Mt Maunganui, Bay of Plenty, North Island, New Zealand
Stuart Pearce/© Stuart Pearce
The enchanting name of the Bay of Plenty comes from the fact that the Maori living here provided Captain Cook’s crew with provisions and water. Today, visitors find an abundance of natural beauty along this 259-kilometer-long (161-mile-long) and perfectly crescent-shaped stretch of the North Island. In the 1860s European settlements here led to wars with the Maori; many descendants of both groups still live in the region. Dotted with small towns and fine-sand beaches with mountain backdrops, the area today has an economy centered around dairy farms and kiwifruit orchards.

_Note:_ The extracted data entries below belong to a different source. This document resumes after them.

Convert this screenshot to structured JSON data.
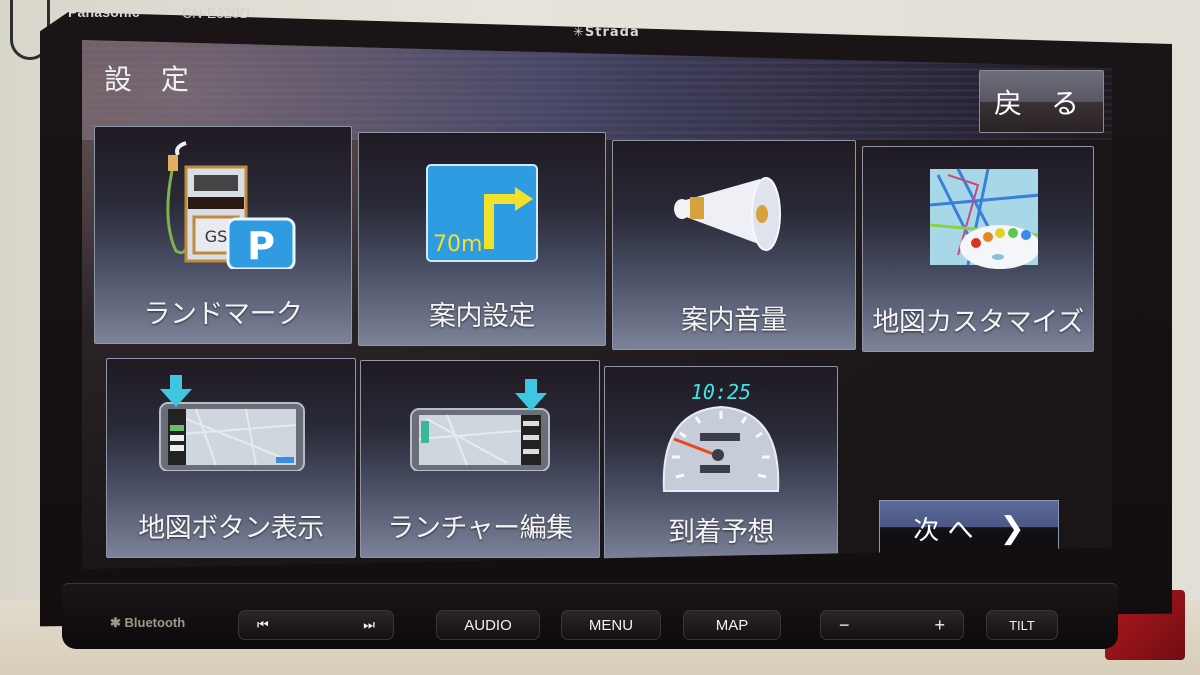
{
  "device": {
    "brand": "Panasonic",
    "model": "CN-E320D",
    "series": "✳Strada"
  },
  "header": {
    "title": "設 定",
    "back_label": "戻 る"
  },
  "menu": {
    "items": [
      {
        "label": "ランドマーク",
        "icon": "gas-station-parking-icon"
      },
      {
        "label": "案内設定",
        "icon": "turn-sign-icon",
        "sign_text": "70m"
      },
      {
        "label": "案内音量",
        "icon": "megaphone-icon"
      },
      {
        "label": "地図カスタマイズ",
        "icon": "map-palette-icon"
      },
      {
        "label": "地図ボタン表示",
        "icon": "map-buttons-icon"
      },
      {
        "label": "ランチャー編集",
        "icon": "launcher-edit-icon"
      },
      {
        "label": "到着予想",
        "icon": "speedometer-icon",
        "clock_text": "10:25"
      }
    ],
    "gs_text": "GS",
    "parking_text": "P"
  },
  "pagination": {
    "next_label": "次 へ",
    "next_chevron": "❯"
  },
  "hardware": {
    "bluetooth_label": "Bluetooth",
    "prev_track": "⏮",
    "next_track": "⏭",
    "audio": "AUDIO",
    "menu": "MENU",
    "map": "MAP",
    "vol_down": "−",
    "vol_up": "+",
    "tilt": "TILT"
  },
  "colors": {
    "sign_blue": "#2f9be0",
    "sign_yellow": "#f2e12a",
    "clock_cyan": "#3fe3e8",
    "arrow_cyan": "#3ec7e0"
  }
}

Bay of Plenty Whale-Watching
The waters surrounding White Island in the Bay of Plenty are popular with both sportfishers and commercial anglers. You’ll see myriad boats plying the waters at various seasons in search of popular catches such as snapper and yellowtail, along with other colorfully named species such as tarakihi or kahawai and hapuku. Likewise, visitors flock to the bay in the hope of spotting dolphins as well as humpback, blue and pilot whales.
Bay of Plenty
Fishing, sailing, snorkeling, kayaking, surfing, sunbathing and more—there’s plenty to do in, well, the Bay of Plenty. Choosing is the challenge: Do you want to discover New Zealand’s only active marine volcano on White Island? Would you prefer to take a dolphin “sea-fari”? How about exploring the wildlife and marine sanctuary on Tuhua (Mayor Island) with a day of hiking and diving? You can even opt for a surfing lesson at Mount Maunganui, a relaxed town with one of the best beaches in New Zealand. One day is not enough!